Call for Aussie Campaign to Tackle Mental Health Stigma
Monday, 27th April 2015 at 11:25 am
Mental health organisation SANE Australia has called for a five year coordinated national campaign to reduce the stigma surrounding mental illness, particularly in the workplace.
The campaign would target specific groups including mental health professionals, media, youth, and CALD communities and cited the workplace as a critical setting in the national effort.
The call came from SANE CEO Jack Heath, speaking at the Mental Health in the Australian Workplace conference, where he said stigma prevents people from getting the help they need early on.
“Late help is always expensive for both individual lives and Government budgets,” Heath said.
“The evidence tells us that the best way to overcome stigma is through social contact. That’s why social contact needs to be the centrepiece of a national stigma reduction campaign, especially in the workplace.”

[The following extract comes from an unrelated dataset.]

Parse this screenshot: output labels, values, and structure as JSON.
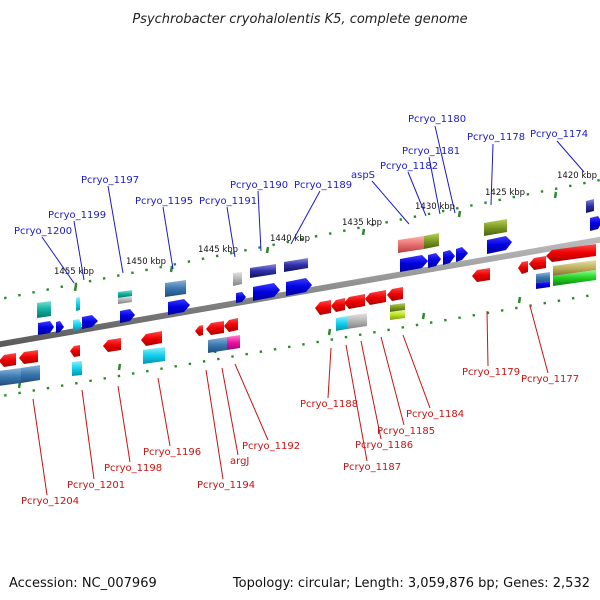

Heath was a keynote speaker at the conference that aimed to provide employers with insights and strategies to support mental health with their organisations.
He urged business leaders to build a workplace culture where employees feel more comfortable disclosing their mental health difficulties.
“More employers now appreciate the need to provide a mentally healthy workplace for their staff but we still have a very long way to go in reducing stigma and discrimination,” he said.
Heath emphasised the need to redouble the effort to reduce stigma in uncertain economic times.
“We need to ensure that uncertainty does not lead to increased stigma in the way that it did in the UK with the GFC. In tougher economic times, we need to guard against a fortress mentality that looks after current employees well but discriminates, either consciously or unconsciously, against prospective employees,” he said.
“We need to ensure we provide inclusive workplaces where workers feel comfortable and supported in disclosing the mental health challenges they face.”
He said international comparisons with Europe have shown that Australian workers are less likely to know if a colleague is dealing with a mental health issue and Australians are far less likely to disclose a diagnosis of depression to their employers.
“Clearly, we have improved employers’ and employees’ knowledge and understanding of the symptoms and costs associated with a mental illness like depression but we haven’t yet made the progress we need in changing attitudes and behaviours,” he said.
“And for all the progress we’ve made understanding depression we have made virtually no progress in reducing the stigma about the poorly understood psychotic illnesses.
“We urge the Federal Government to put in place a five year national stigma reduction campaign so that we can build a fair, decent and prosperous Australia in which we all have a place and contribution to make.”